“Not the Same Ol’ House Anymore.”
Permit me, if you will be so kind, to spend a few
minutes in sharing a few ramblings and reflections on my dearest friend.
The day after my dad died, and Sandy and I had
traveled through the night from Connecticut to get here, the first thing Momma said
to me was, “Rick. It’s not the same ol’ house anymore.” No, without “Daddy
Cloyce,” as he was widely affectionately called, it was not, and would never be
again. It might see happiness, but it would not be the same. Eventually Sandy
and I moved down to take over Momma’s care, and when she passed away my
siblings so generously let us have the house. It became our home for the next 15
years. One year ago today she went to dwell in another, “eternal in the
heavens.” This one has not been the same. A house at its best, is not a home.
I knew that she understood her physical
limitations and accepted them as from the Hand that was pierced for her on
Calvary, as being in accord with His wise, gracious, and loving purpose. While
she was content for herself, I didn’t want her to think I was not content also.

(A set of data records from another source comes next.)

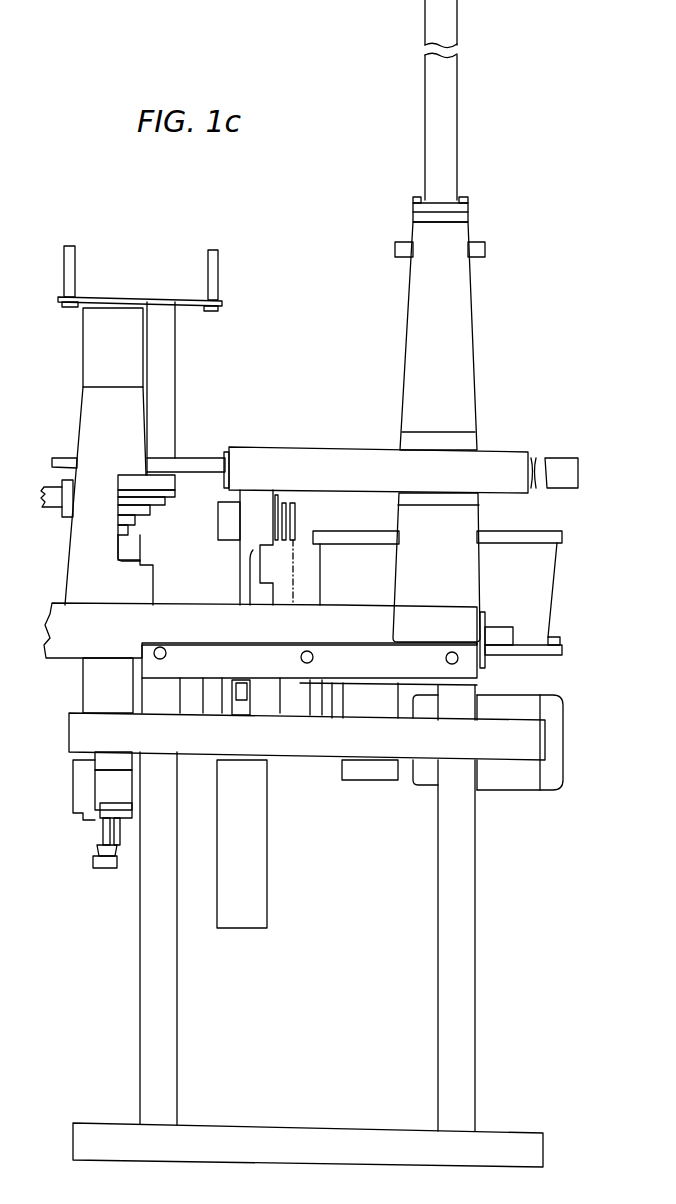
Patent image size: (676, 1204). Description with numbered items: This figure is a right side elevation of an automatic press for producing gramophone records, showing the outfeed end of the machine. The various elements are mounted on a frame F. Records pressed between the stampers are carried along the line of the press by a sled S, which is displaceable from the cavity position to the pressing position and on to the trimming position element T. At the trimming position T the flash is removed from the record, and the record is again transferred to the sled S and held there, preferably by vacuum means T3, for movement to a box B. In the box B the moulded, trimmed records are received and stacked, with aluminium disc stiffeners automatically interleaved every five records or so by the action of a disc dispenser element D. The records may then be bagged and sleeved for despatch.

The trimming position element T is at (74, 396).
The disc dispenser element D is at (384, 416).
The sled element S is at (40, 511).
The vacuum means T3 is at (160, 493).
The box B is at (562, 600).
The frame F is at (66, 669).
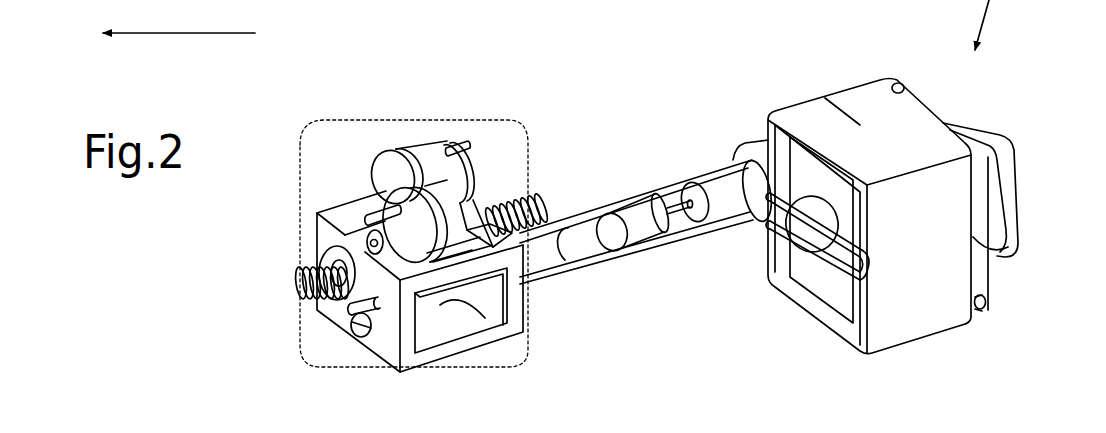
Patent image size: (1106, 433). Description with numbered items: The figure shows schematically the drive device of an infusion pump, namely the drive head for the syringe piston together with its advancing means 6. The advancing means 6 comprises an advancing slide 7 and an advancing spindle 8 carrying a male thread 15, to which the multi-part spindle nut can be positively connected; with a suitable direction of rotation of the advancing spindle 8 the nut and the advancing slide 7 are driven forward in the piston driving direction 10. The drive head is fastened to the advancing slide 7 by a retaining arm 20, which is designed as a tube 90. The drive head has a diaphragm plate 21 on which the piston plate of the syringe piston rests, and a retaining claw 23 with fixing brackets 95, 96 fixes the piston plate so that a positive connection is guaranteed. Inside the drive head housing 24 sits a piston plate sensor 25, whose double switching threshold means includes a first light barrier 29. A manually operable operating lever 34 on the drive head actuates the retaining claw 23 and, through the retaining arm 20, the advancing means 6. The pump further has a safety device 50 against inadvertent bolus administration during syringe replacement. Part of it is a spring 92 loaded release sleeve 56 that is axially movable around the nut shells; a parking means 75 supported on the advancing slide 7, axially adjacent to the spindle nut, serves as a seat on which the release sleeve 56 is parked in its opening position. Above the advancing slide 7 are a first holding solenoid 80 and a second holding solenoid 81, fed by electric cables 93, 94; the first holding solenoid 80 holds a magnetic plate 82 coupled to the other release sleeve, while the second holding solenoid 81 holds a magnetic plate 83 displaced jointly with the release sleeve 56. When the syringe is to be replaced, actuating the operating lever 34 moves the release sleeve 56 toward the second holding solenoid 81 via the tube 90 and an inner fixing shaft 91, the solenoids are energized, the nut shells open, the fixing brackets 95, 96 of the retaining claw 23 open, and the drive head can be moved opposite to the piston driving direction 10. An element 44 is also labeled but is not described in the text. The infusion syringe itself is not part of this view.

The advancing means 6 is at (533, 77).
The advancing slide 7 is at (320, 228).
The advancing spindle 8 is at (298, 287).
The piston driving direction 10 is at (172, 34).
The male thread 15 is at (533, 203).
The retaining arm 20 is at (653, 193).
The diaphragm plate 21 is at (812, 215).
The retaining claw 23 is at (834, 285).
The drive head housing 24 is at (858, 90).
The piston plate sensor 25 is at (385, 0).
The first light barrier 29 is at (345, 0).
The operating lever 34 is at (1012, 175).
The element 44 is at (93, 9).
The safety device 50 is at (330, 157).
The release sleeve 56 is at (500, 340).
The parking means 75 is at (323, 252).
The first holding solenoid 80 is at (437, 177).
The second holding solenoid 81 is at (418, 240).
The magnetic plate 82 is at (391, 153).
The magnetic plate 83 is at (455, 208).
The tube 90 is at (710, 168).
The inner fixing shaft 91 is at (675, 203).
The spring 92 is at (636, 233).
The electric cable 93 is at (452, 152).
The electric cable 94 is at (385, 212).
The fixing bracket 95 is at (843, 277).
The fixing bracket 96 is at (845, 275).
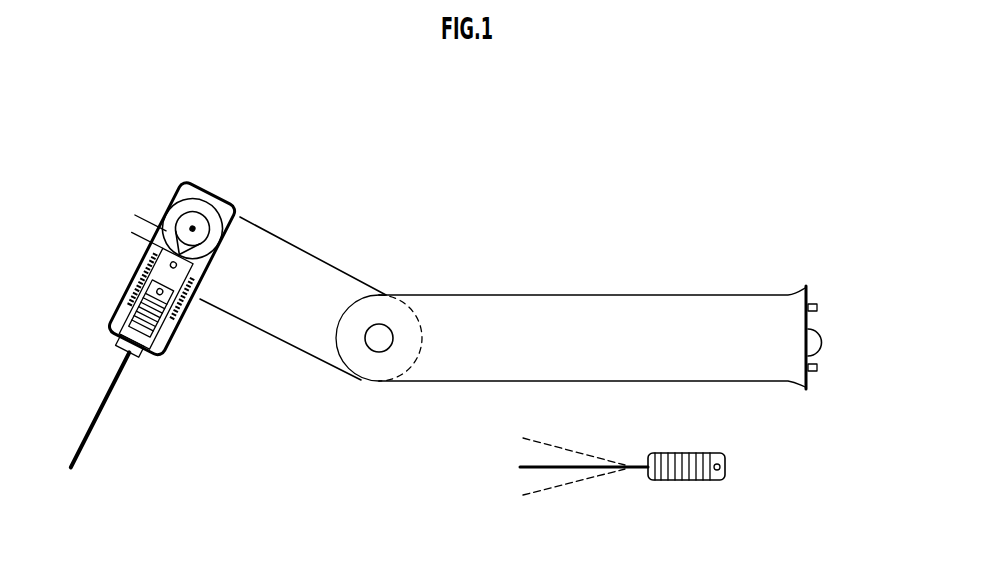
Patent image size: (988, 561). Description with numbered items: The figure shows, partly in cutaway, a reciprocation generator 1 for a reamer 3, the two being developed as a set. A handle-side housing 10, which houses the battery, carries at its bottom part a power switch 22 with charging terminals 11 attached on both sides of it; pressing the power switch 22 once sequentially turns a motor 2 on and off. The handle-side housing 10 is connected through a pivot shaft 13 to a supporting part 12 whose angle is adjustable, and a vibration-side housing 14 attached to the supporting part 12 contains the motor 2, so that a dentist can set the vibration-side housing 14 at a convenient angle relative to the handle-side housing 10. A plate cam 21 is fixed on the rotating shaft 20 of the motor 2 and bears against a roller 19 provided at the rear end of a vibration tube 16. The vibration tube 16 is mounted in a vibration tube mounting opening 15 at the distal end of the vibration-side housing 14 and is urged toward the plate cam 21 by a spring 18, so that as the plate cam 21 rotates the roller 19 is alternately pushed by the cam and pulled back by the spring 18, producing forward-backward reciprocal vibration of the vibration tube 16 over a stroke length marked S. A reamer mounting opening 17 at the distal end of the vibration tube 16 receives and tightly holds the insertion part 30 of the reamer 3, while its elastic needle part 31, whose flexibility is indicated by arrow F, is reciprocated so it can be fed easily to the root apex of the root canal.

The reciprocation generator 1 is at (836, 267).
The motor 2 is at (205, 191).
The reamer 3 is at (209, 454).
The handle-side housing 10 is at (604, 329).
The charging terminals 11 is at (819, 369).
The supporting part 12 is at (290, 272).
The pivot shaft 13 is at (379, 346).
The vibration-side housing 14 is at (156, 298).
The vibration tube mounting opening 15 is at (151, 308).
The vibration tube 16 is at (148, 231).
The reamer mounting opening 17 is at (141, 280).
The spring 18 is at (181, 299).
The roller 19 is at (172, 268).
The rotating shaft 20 is at (189, 234).
The plate cam 21 is at (192, 228).
The power switch 22 is at (819, 342).
The insertion part 30 is at (163, 359).
The needle part 31 is at (97, 425).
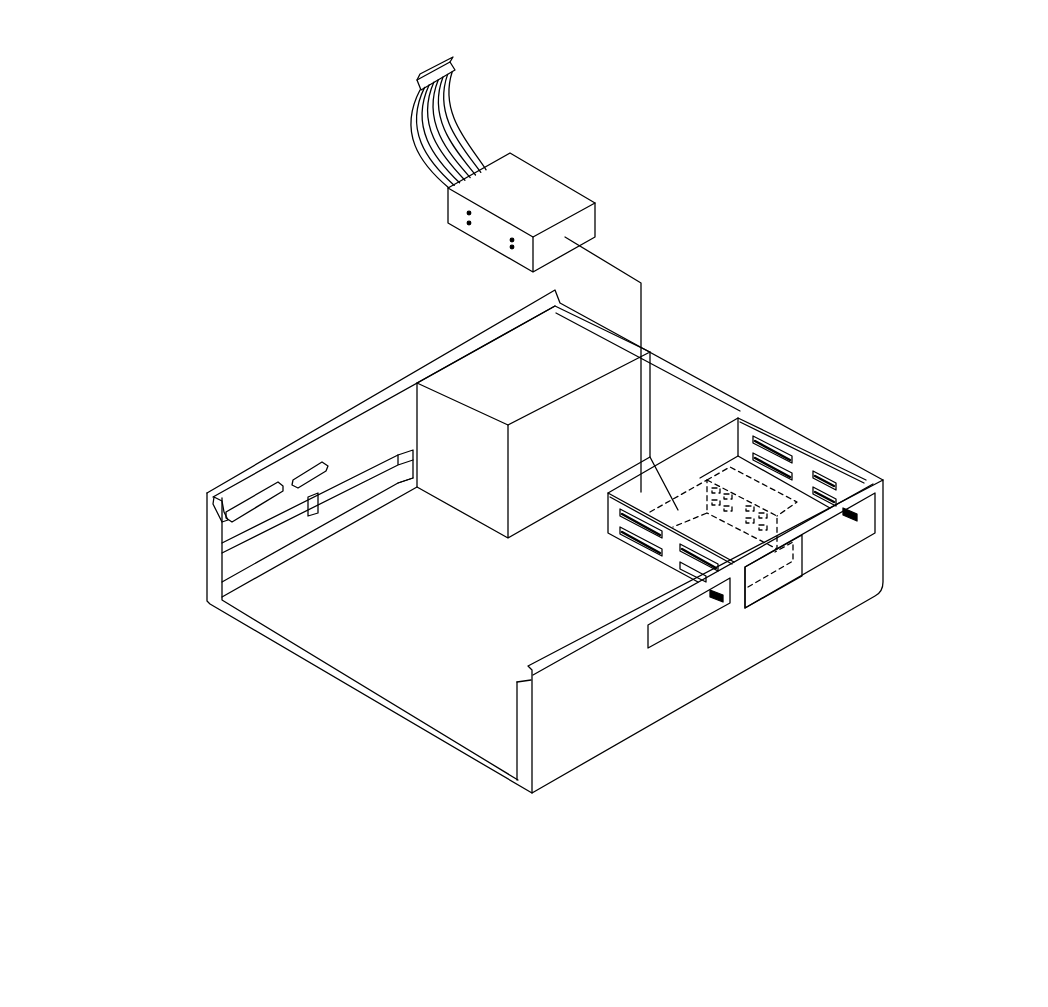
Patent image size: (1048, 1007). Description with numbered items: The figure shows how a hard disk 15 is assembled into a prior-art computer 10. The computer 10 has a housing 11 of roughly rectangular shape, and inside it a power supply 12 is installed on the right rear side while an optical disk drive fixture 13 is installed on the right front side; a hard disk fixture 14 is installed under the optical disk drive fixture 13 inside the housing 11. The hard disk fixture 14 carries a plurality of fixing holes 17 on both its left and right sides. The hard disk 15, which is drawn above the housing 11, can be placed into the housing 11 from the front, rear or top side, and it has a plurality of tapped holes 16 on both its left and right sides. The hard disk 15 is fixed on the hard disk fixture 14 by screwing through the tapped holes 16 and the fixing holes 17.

The computer 10 is at (887, 200).
The housing 11 is at (362, 545).
The power supply 12 is at (505, 368).
The optical disk drive fixture 13 is at (670, 550).
The hard disk fixture 14 is at (773, 562).
The hard disk 15 is at (520, 175).
The tapped holes 16 is at (513, 240).
The fixing holes 17 is at (737, 497).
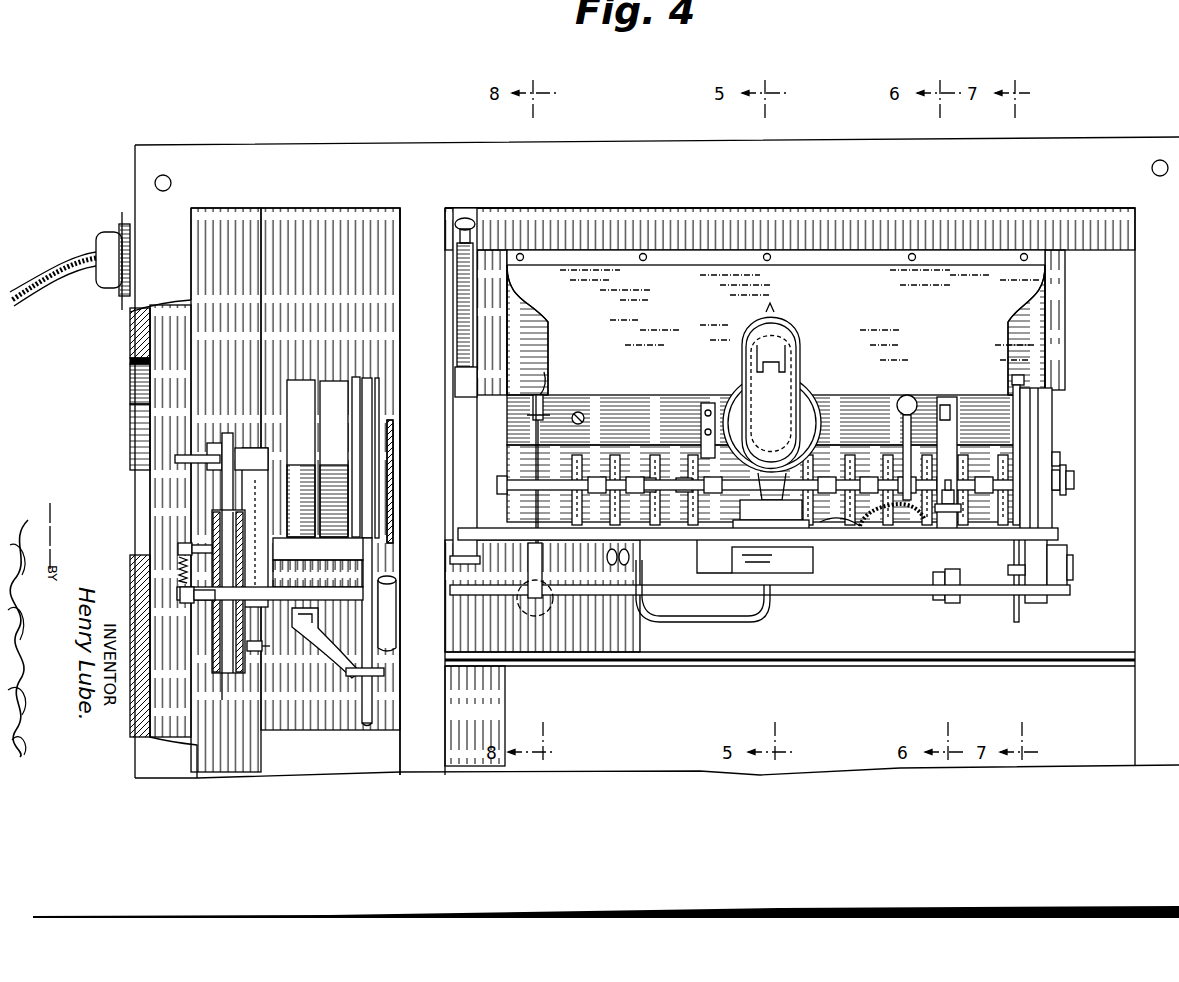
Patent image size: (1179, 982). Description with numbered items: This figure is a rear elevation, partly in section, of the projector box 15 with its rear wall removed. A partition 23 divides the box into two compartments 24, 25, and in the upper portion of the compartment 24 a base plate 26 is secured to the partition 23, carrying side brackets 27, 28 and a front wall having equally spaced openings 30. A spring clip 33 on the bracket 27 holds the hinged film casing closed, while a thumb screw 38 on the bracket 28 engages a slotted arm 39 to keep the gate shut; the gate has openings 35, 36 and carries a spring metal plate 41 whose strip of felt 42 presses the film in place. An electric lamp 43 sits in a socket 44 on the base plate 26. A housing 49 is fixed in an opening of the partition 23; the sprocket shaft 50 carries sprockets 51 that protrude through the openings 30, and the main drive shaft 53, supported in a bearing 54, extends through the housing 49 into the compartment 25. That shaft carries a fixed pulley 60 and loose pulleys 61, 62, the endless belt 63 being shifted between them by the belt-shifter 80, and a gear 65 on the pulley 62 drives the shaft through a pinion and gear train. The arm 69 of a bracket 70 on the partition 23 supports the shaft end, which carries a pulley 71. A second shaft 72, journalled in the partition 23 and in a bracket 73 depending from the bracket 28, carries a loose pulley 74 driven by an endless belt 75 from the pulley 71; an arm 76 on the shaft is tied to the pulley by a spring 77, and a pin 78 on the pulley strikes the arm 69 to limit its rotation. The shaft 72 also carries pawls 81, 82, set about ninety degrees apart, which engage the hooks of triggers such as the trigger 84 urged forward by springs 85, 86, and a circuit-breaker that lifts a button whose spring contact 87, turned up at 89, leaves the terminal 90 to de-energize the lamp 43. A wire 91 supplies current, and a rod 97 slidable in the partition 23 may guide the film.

The box 15 is at (790, 183).
The partition 23 is at (411, 491).
The compartment 24 is at (932, 215).
The compartment 25 is at (345, 228).
The base plate 26 is at (886, 540).
The side bracket 27 is at (492, 482).
The side bracket 28 is at (1052, 425).
The openings 30 is at (578, 458).
The spring clip 33 is at (458, 297).
The opening 35 is at (1022, 380).
The opening 36 is at (532, 397).
The thumb screw 38 is at (1074, 481).
The slotted arm 39 is at (1060, 462).
The spring metal plate 41 is at (776, 322).
The strip of felt 42 is at (800, 315).
The electric lamp 43 is at (772, 416).
The socket 44 is at (755, 556).
The housing 49 is at (382, 382).
The sprocket shaft 50 is at (866, 500).
The sprockets 51 is at (660, 468).
The main drive shaft 53 is at (615, 458).
The bearing 54 is at (708, 403).
The pulley 60 is at (301, 458).
The pulley 61 is at (334, 459).
The pulley 62 is at (372, 386).
The endless belt 63 is at (375, 548).
The gear 65 is at (394, 430).
The arm 69 is at (262, 480).
The bracket 70 is at (320, 555).
The pulley 71 is at (234, 432).
The shaft 72 is at (855, 596).
The bracket 73 is at (1055, 553).
The pulley 74 is at (240, 672).
The endless belt 75 is at (230, 492).
The arm 76 is at (195, 664).
The spring 77 is at (176, 570).
The pin 78 is at (270, 647).
The belt-shifter 80 is at (345, 677).
The pawl 81 is at (1010, 590).
The pawl 82 is at (540, 615).
The trigger 84 is at (540, 393).
The spring 85 is at (950, 572).
The spring 86 is at (553, 418).
The spring contact 87 is at (960, 500).
The turned-up portion of contact 89 is at (950, 455).
The terminal 90 is at (920, 410).
The wire 91 is at (95, 258).
The rod 97 is at (683, 660).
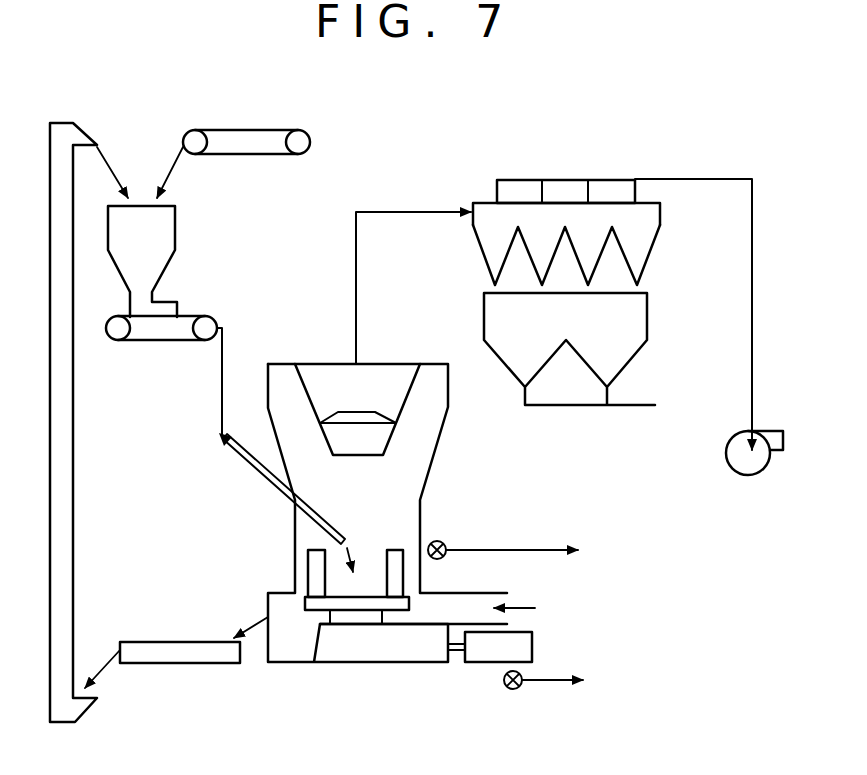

In the latter years of our marriage (I wish I had started many years earlier!),
I used to close each day with, “Next to being saved, you’re the best thing that
ever happened to me in my life, and I’ve had a very happy life,” and “I don’t
love you more than anything; I love you more than everything,” and “Next to
Himself, TO WHICH NOTHING CAN BE COMPARED, you are the greatest gift God ever
gave to me.”
I once wrote to her—
From East to West, from North to South,
it doesn’t matter where
Familiar parts, or strange and new
I really do not care.
Any season, any clime
will be the perfect place and time
As long as You are there.
In order that she not think I was envious of those
who were “free” to go to faraway places and participate in conferences and
other great things, I would tell her something like, “There isn’t anywhere I
could be without you, or anything I could be doing without you, or anyone I
could be with, without you, that I wouldn’t
rather be right here alone with you in this little living room in Wanchese.” (We lived, ate, and slept in our living room,
except when she needed “side time” for the sake of preventing bed sores.) A doctor once told me she would not be able to
come off the ventilator and would have to be placed in a facility far from
home. He was wrong about her prognosis, came off the ventilator less than a
week later, but I knew when he first said it that my home would be wherever she
was.
It was very plain to me that the Lord brought to Himself
much more glory through her than through anything I had ever done, and I told
her so. I felt that being a caregiver to her was what the Lord had called me
to, and I was grateful for it.
I sometimes used to say to her, that if there was
one thing the Mormons believe that I wouldn’t mind being true, it was their
doctrine about our being married in the life to come. In answer to the
question, “Will we know one another in heaven?” the great Puritan theologian
John Owen said we will hardly recognize one another, for not only will we be
sinless, but we will be seeing one another with sinless eyes, (i.e., with a
clarity of “vision” we are incapable of in this life), but we will know one another.
A sinless Sandy and a sinless me! Wow, wouldn’t that be great! Of course, this
is not only to want something contrary to Scripture, but it is to vastly underestimate
the “exceeding weight” of the true eternal joys of heaven, of which even our
highest earthly joys and pleasures are but brief and glimmering tokens. I have
no fond dream of the world to come as being a sinless and wiser
happily-ever-after re-start of the life that was before. It will be so much better
than that! Here below, God distributes the parcels of His goodness to us
through our fellow creatures; i.e., fellow believers, our families, and
pre-eminently, hopefully, for those called to it, through those godly ones to
whom we are united in marriage. But in glory, where the Lamb is the light and
there is neither sun nor moon to mediate that light, “being made perfect,” we
will behold Him “face to face,” as our departed godly loved-ones do even now in
their spirits. We will not be married,
and we will not need to be. We will not “be alone.” All the saints will thrill
with joy in the perfect vision of the glory of God which we will behold directly in the Lamb.
Even though gloriously reflected in one another, and rejoicing in that, the Lord
will be our common portion, our endless fountain of bliss, our overwhelming “good,”
more than all we can imagine. Our time for married love and all the blessedness
that attends it, is now, “until death us do part.”
I thank God every day for the gift He gave me. As
much as I wish she had not had to be taken from me (though I recognize the
loving wisdom of God in it), and as much as I miss her (not a day goes by
without some tears for my loss), I would not have her back. She is with One who
loves her infinitely more and better than I did.
To all my married friends I would say, while you
are here, now, while you still have the opportunity, love your spouse, love
them as wisely, as passionately, as thoughtfully, as patiently and generously
as you can while you can. Love them even better than you can, through the
working of the Holy Spirit, the Spirit of Love. Love them in the great tasks
and sacrifices, over the long haul, and no less in the little favors that get
asked, the ones that don’t, and the little pleasantries that come and go. And,
when you fail to love one another as Christ loved you, as I so often did, look
unto Jesus for more grace, forgive one another, and keep loving.